A colangite biliar primária (CBP) é uma doença autoimune crônica que destrói progressivamente os pequenos ductos biliares localizados dentro do fígado.
A condição afeta cerca de 1,7 a cada 100 mil pessoas por ano no mundo e é aproximadamente quatro vezes mais frequente em mulheres.1,2 Estima-se que oito em cada dez casos ocorram no sexo feminino, com idade média de diagnóstico em torno dos 55 anos.3
Entre as manifestações mais limitantes da doença está a fadiga crônica, caracterizada por um cansaço intenso e persistente que não melhora mesmo após períodos de descanso.
Mais do que um desconforto físico, esse sintoma pode comprometer a autonomia, a rotina e a capacidade de manter atividades profissionais, gerando impactos importantes na vida social e financeira de quem convive com a condição.
Quando trabalhar se torna um desafio
Ao contrário do cansaço comum, a fadiga associada à CBP interfere diretamente em funções cognitivas e atividades cotidianas. Concentração, memória, raciocínio e disposição para cumprir uma jornada de trabalho podem ser afetados, tornando tarefas simples mais difíceis de executar.
Muitas pessoas relatam queda de produtividade, dificuldade para participar de reuniões, cumprir prazos ou desempenhar atividades que exigem atenção contínua.
Com o avanço dos sintomas, tornam-se mais frequentes os afastamentos temporários, as licenças médicas e, em alguns casos, a necessidade de reduzir a carga horária ou até mesmo deixar o mercado de trabalho.
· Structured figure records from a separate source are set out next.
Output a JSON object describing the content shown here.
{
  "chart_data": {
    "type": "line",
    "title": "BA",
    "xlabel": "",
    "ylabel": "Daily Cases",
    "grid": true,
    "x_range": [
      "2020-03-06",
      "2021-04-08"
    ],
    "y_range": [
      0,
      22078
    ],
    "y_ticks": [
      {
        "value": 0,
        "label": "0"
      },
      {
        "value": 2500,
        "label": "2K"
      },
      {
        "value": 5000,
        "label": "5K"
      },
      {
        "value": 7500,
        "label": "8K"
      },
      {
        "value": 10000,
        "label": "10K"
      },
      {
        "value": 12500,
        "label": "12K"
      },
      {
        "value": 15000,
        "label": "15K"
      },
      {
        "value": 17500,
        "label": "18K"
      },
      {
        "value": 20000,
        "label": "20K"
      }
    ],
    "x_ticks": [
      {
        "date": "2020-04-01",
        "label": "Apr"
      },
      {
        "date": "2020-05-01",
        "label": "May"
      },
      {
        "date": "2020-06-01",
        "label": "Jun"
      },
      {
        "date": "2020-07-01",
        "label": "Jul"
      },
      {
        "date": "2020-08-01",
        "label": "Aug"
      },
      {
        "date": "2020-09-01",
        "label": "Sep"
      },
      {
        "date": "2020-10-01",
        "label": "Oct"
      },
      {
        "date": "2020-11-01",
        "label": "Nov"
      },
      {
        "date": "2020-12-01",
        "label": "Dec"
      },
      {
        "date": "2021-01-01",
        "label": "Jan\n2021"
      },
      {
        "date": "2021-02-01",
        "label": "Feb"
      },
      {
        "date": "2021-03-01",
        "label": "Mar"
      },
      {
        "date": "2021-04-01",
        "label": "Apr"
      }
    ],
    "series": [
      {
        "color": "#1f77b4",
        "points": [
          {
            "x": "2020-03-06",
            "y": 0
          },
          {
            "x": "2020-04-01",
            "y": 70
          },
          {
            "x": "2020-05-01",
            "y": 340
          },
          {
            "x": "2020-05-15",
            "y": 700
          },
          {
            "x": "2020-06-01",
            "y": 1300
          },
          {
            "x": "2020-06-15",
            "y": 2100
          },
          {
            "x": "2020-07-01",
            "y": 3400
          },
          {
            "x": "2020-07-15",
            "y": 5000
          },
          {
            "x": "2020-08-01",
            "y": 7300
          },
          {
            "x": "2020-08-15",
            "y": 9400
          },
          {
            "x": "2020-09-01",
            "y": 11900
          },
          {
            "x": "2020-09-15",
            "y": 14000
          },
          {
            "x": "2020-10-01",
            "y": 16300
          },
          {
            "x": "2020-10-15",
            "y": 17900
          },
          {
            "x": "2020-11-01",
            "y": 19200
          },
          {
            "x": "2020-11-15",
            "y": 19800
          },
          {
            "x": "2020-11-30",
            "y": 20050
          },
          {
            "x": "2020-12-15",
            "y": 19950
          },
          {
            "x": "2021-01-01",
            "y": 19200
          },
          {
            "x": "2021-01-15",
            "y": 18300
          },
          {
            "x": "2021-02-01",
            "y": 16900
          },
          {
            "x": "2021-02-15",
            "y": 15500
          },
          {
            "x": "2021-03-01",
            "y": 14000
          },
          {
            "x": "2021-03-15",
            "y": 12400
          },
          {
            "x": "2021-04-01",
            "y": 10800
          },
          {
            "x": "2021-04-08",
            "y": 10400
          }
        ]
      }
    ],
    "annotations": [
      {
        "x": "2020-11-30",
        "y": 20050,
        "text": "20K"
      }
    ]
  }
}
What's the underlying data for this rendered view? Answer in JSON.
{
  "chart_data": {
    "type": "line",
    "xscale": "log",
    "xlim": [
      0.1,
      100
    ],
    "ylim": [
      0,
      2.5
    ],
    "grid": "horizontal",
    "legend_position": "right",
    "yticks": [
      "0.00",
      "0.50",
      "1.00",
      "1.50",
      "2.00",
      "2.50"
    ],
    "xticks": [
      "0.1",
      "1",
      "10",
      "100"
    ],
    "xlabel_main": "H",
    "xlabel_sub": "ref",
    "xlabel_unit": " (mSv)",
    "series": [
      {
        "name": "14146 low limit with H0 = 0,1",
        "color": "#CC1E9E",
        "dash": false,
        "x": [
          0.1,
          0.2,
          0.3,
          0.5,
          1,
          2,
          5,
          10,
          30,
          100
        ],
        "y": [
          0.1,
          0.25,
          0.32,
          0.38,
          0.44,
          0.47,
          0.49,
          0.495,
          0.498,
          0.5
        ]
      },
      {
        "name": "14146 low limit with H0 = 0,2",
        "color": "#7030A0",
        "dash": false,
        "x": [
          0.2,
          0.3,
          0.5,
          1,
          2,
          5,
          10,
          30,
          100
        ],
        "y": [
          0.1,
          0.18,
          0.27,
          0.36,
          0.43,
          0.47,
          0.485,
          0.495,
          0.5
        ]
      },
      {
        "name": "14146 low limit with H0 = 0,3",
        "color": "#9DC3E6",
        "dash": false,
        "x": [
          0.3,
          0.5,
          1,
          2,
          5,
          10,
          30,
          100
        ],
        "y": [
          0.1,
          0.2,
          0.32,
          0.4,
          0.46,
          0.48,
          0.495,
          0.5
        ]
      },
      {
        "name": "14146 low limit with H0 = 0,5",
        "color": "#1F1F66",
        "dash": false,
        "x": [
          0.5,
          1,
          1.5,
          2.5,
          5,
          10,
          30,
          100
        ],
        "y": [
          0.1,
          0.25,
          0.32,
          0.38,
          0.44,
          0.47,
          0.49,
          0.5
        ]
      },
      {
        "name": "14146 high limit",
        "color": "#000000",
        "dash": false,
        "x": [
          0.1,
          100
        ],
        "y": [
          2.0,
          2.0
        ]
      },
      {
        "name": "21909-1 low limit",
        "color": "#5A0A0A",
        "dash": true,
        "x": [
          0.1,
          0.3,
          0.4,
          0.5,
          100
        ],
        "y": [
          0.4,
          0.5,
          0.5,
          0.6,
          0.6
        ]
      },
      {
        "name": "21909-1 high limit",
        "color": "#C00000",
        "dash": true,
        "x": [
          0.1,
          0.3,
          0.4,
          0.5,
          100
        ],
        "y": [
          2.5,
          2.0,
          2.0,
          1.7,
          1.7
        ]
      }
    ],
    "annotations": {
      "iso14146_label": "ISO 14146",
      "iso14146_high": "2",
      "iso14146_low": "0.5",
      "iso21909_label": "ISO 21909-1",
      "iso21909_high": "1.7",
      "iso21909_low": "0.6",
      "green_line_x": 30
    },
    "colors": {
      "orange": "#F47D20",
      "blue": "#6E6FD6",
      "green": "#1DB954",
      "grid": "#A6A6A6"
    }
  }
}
Além da fadiga, manifestações como coceira intensa, alterações do sono e impactos emocionais podem ampliar as limitações funcionais e dificultar ainda mais a manutenção da rotina profissional.
Reflexos para as famílias e para a sociedade
As consequências da CBP ultrapassam a esfera individual. Como a doença costuma surgir durante uma fase de plena atividade profissional, a redução da capacidade laboral pode comprometer a renda familiar, diminuir a independência financeira e aumentar a necessidade de apoio por parte de familiares e cuidadores.
Os impactos também se refletem nos sistemas de saúde e previdência, em razão da maior demanda por acompanhamento médico, afastamentos prolongados e benefícios assistenciais.
São custos indiretos frequentemente pouco visíveis, mas que representam uma parcela significativa da carga socioeconômica associada à doença.
A importância do diagnóstico e tratamento
Embora ainda não tenha cura, a CBP conta com tratamentos capazes de retardar sua progressão e preservar a função hepática.
O diagnóstico precoce é fundamental para reduzir o impacto dos sintomas e evitar complicações que possam agravar a perda da capacidade funcional.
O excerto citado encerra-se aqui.